Un patient norvégien guérit du VIH par un coup de chance extraordinaire
L’histoire de ce patient norvégien ressemble à un miracle médical. Infecté par le VIH depuis 2006, cet homme de 63 ans est aujourd’hui en rémission complète après avoir bénéficié d’une greffe de moelle osseuse réalisée pour traiter un cancer du sang. Ce qui rend ce cas exceptionnel, c’est que son frère donneur s’est révélé porteur d’une mutation génétique rare qui permet au système immunitaire d’éliminer le virus.
Une double loterie génétique
Le « patient d’Oslo », comme l’appellent les chercheurs dans l’étude publiée dans Nature Microbiology, a littéralement « gagné deux fois à la loterie ». D’abord diagnostiqué séropositif en 2006, il a développé un syndrome myélodysplasique en 2017, un cancer du sang particulièrement agressif.
Face à cette double menace, les médecins norvégiens ont d’abord cherché un donneur porteur de la fameuse mutation CCR5, qui rend les cellules immunitaires capables de neutraliser le VIH. Cette mutation est présente chez seulement 1 % de la population dans cette région du monde. Faute d’en trouver un, ils se sont tournés vers le frère aîné du patient pour des raisons de compatibilité.
Le jour même de la greffe en 2020, la stupéfaction a été totale : le frère donneur était naturellement porteur de la mutation CCR5. Selon les propres mots du patient, rapportés par le Dr Anders Eivind Myhre, principal auteur de l’étude : « c’était comme gagner deux fois à la loterie ».
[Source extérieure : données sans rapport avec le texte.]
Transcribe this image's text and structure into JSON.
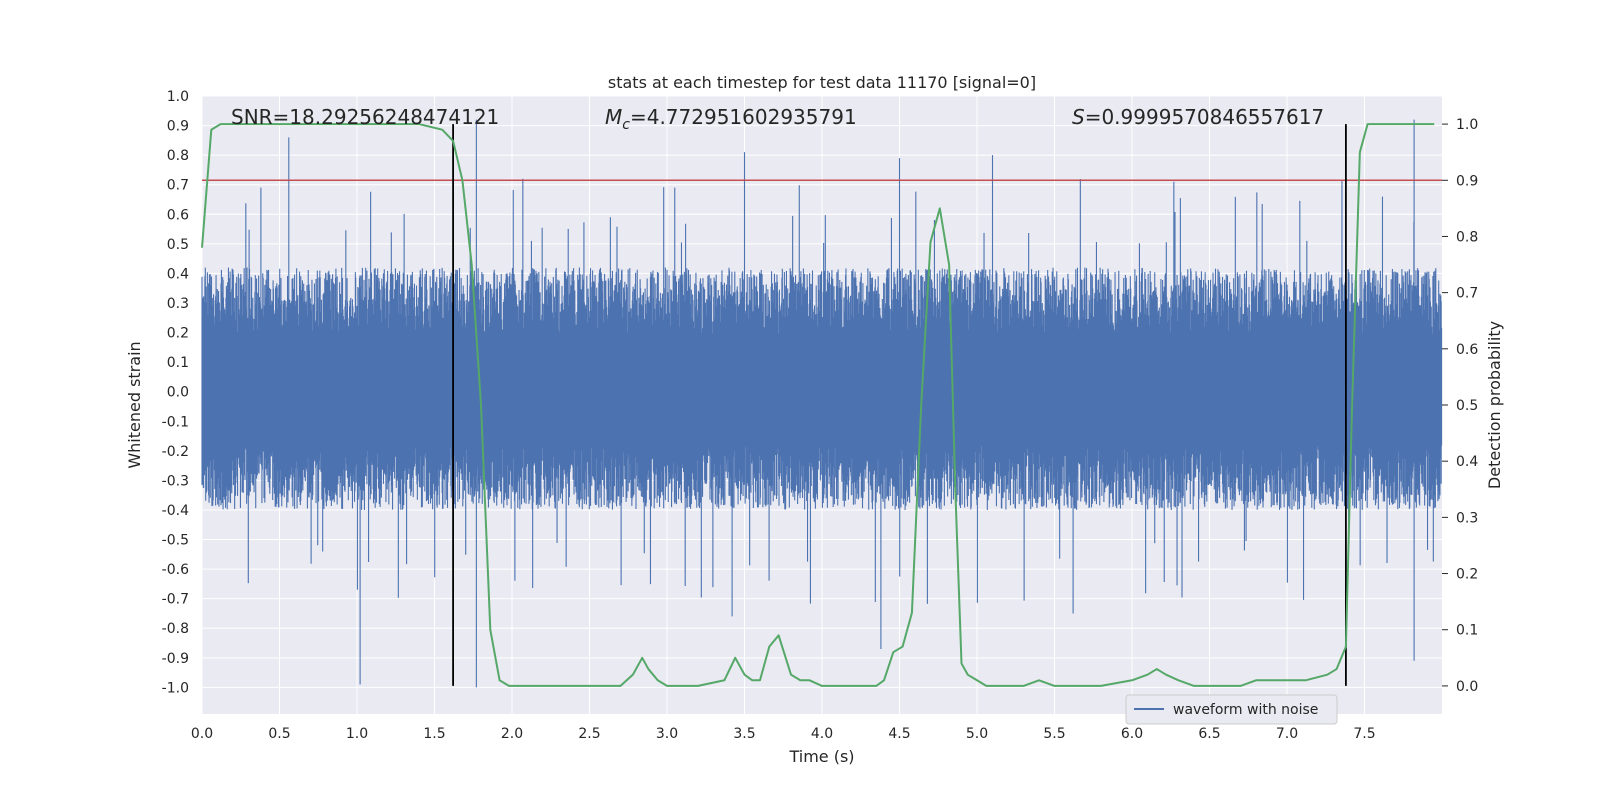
{
  "chart_data": {
    "type": "line",
    "title": "stats at each timestep for test data 11170 [signal=0]",
    "xlabel": "Time (s)",
    "ylabel_left": "Whitened strain",
    "ylabel_right": "Detection probability",
    "xlim": [
      0.0,
      8.0
    ],
    "ylim_left": [
      -1.09,
      1.0
    ],
    "ylim_right": [
      -0.05,
      1.05
    ],
    "x_ticks": [
      "0.0",
      "0.5",
      "1.0",
      "1.5",
      "2.0",
      "2.5",
      "3.0",
      "3.5",
      "4.0",
      "4.5",
      "5.0",
      "5.5",
      "6.0",
      "6.5",
      "7.0",
      "7.5"
    ],
    "x_tick_values": [
      0.0,
      0.5,
      1.0,
      1.5,
      2.0,
      2.5,
      3.0,
      3.5,
      4.0,
      4.5,
      5.0,
      5.5,
      6.0,
      6.5,
      7.0,
      7.5
    ],
    "y_left_ticks": [
      "1.0",
      "0.9",
      "0.8",
      "0.7",
      "0.6",
      "0.5",
      "0.4",
      "0.3",
      "0.2",
      "0.1",
      "0.0",
      "-0.1",
      "-0.2",
      "-0.3",
      "-0.4",
      "-0.5",
      "-0.6",
      "-0.7",
      "-0.8",
      "-0.9",
      "-1.0"
    ],
    "y_left_tick_values": [
      1.0,
      0.9,
      0.8,
      0.7,
      0.6,
      0.5,
      0.4,
      0.3,
      0.2,
      0.1,
      0.0,
      -0.1,
      -0.2,
      -0.3,
      -0.4,
      -0.5,
      -0.6,
      -0.7,
      -0.8,
      -0.9,
      -1.0
    ],
    "y_right_ticks": [
      "1.0",
      "0.9",
      "0.8",
      "0.7",
      "0.6",
      "0.5",
      "0.4",
      "0.3",
      "0.2",
      "0.1",
      "0.0"
    ],
    "y_right_tick_values": [
      1.0,
      0.9,
      0.8,
      0.7,
      0.6,
      0.5,
      0.4,
      0.3,
      0.2,
      0.1,
      0.0
    ],
    "annotations": {
      "snr": "SNR=18.29256248474121",
      "mc_symbol": "M",
      "mc_subscript": "c",
      "mc_value": "=4.772951602935791",
      "s_symbol": "S",
      "s_value": "=0.9999570846557617"
    },
    "threshold": {
      "value": 0.9,
      "axis": "right",
      "color": "#c44e52"
    },
    "vertical_markers": [
      1.62,
      7.38
    ],
    "waveform": {
      "name": "waveform with noise",
      "color": "#4c72b0",
      "samples": 3000,
      "envelope_upper": 0.42,
      "envelope_lower": -0.4,
      "peak_spikes": [
        [
          0.56,
          0.86
        ],
        [
          1.77,
          0.92
        ],
        [
          3.5,
          0.81
        ],
        [
          4.5,
          0.79
        ],
        [
          5.1,
          0.8
        ],
        [
          7.82,
          0.92
        ],
        [
          0.38,
          0.69
        ],
        [
          2.07,
          0.72
        ],
        [
          3.05,
          0.69
        ],
        [
          6.27,
          0.71
        ],
        [
          1.02,
          -0.99
        ],
        [
          1.77,
          -1.0
        ],
        [
          4.38,
          -0.87
        ],
        [
          7.82,
          -0.91
        ],
        [
          3.42,
          -0.76
        ],
        [
          5.62,
          -0.75
        ]
      ]
    },
    "detection_probability": {
      "name": "Detection probability",
      "color": "#55a868",
      "x": [
        0.0,
        0.06,
        0.12,
        0.2,
        0.4,
        0.6,
        0.8,
        1.0,
        1.2,
        1.4,
        1.55,
        1.62,
        1.68,
        1.74,
        1.8,
        1.86,
        1.92,
        1.98,
        2.05,
        2.2,
        2.5,
        2.7,
        2.78,
        2.84,
        2.88,
        2.94,
        3.0,
        3.2,
        3.37,
        3.44,
        3.5,
        3.55,
        3.6,
        3.66,
        3.72,
        3.8,
        3.86,
        3.92,
        4.0,
        4.2,
        4.35,
        4.4,
        4.46,
        4.52,
        4.58,
        4.64,
        4.7,
        4.76,
        4.82,
        4.86,
        4.9,
        4.94,
        5.0,
        5.06,
        5.12,
        5.2,
        5.3,
        5.4,
        5.5,
        5.6,
        5.8,
        6.0,
        6.1,
        6.16,
        6.22,
        6.3,
        6.4,
        6.54,
        6.7,
        6.8,
        6.9,
        7.0,
        7.12,
        7.26,
        7.32,
        7.38,
        7.42,
        7.47,
        7.52,
        7.6,
        7.8,
        7.95
      ],
      "y": [
        0.78,
        0.99,
        1.0,
        1.0,
        1.0,
        1.0,
        1.0,
        1.0,
        1.0,
        1.0,
        0.99,
        0.97,
        0.9,
        0.75,
        0.5,
        0.1,
        0.01,
        0.0,
        0.0,
        0.0,
        0.0,
        0.0,
        0.02,
        0.05,
        0.03,
        0.01,
        0.0,
        0.0,
        0.01,
        0.05,
        0.02,
        0.01,
        0.01,
        0.07,
        0.09,
        0.02,
        0.01,
        0.01,
        0.0,
        0.0,
        0.0,
        0.01,
        0.06,
        0.07,
        0.13,
        0.5,
        0.79,
        0.85,
        0.75,
        0.35,
        0.04,
        0.02,
        0.01,
        0.0,
        0.0,
        0.0,
        0.0,
        0.01,
        0.0,
        0.0,
        0.0,
        0.01,
        0.02,
        0.03,
        0.02,
        0.01,
        0.0,
        0.0,
        0.0,
        0.01,
        0.01,
        0.01,
        0.01,
        0.02,
        0.03,
        0.07,
        0.5,
        0.95,
        1.0,
        1.0,
        1.0,
        1.0
      ]
    },
    "legend": {
      "position": "lower-right",
      "entries": [
        "waveform with noise"
      ]
    },
    "grid": true
  }
}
Un mécanisme de guérison révolutionnaire
La mutation CCR5 agit comme une forteresse cellulaire contre le VIH. Cette anomalie génétique empêche le virus de pénétrer dans les cellules immunitaires, principal point d’entrée de l’infection. Lors d’une greffe de moelle osseuse, les nouvelles cellules souches transplantées remplacent progressivement l’ancien système immunitaire du receveur.
Dans le cas du patient norvégien, ce remplacement a créé un nouveau système immunitaire naturellement résistant au virus. Deux ans après l’opération, l’homme a pu arrêter ses médicaments anti-rétroviraux. Les analyses ne détectent plus aucune trace du VIH dans son sang, ses intestins ou sa moelle épinière.
Les limites de cette approche thérapeutique
Malgré son caractère spectaculaire, ce type de guérison reste exceptionnel et ne peut constituer un modèle de traitement pour les millions de personnes infectées par le VIH dans le monde. La greffe de moelle osseuse demeure une procédure lourde et risquée, réservée aux patients atteints de cancers du sang sans autre espoir de guérison.
Les risques liés à cette intervention sont considérables : rejet de greffe, infections opportunistes, complications post-opératoires. Dans le contexte actuel où les traitements anti-rétroviraux permettent aux patients séropositifs de vivre normalement, ces risques ne se justifient que dans des cas très particuliers.
Ce patient d’Oslo rejoint ainsi une dizaine de personnes dans le monde considérées comme guéries ou en rémission de leur infection. Tous ont bénéficié de greffes destinées à traiter des pathologies potentiellement mortelles, et tous les donneurs étaient porteurs de mutations protectrices contre le virus.
Perspectives pour la recherche contre le VIH
Ces cas exceptionnels apportent des enseignements précieux pour la recherche. Ils démontrent qu’une guérison du VIH reste possible et orientent les scientifiques vers de nouvelles pistes thérapeutiques. L’étude de la mutation CCR5 pourrait permettre de développer des thérapies géniques moins invasives.
Les experts du sida s’intéressent particulièrement à ces patients pour comprendre les mécanismes de résistance naturelle au virus. Cette compréhension pourrait déboucher sur de nouveaux traitements, peut-être basés sur la modification génétique des cellules immunitaires des patients.
Dans un monde où la démographie explose et où les systèmes de santé sont sous tension, comme le soulignait récemment l’analyse des défis sanitaires planétaires, ces avancées médicales prennent une dimension particulière. Elles nous rappellent que face aux grands fléaux de notre époque, l’espoir vient parfois des découvertes les plus inattendues.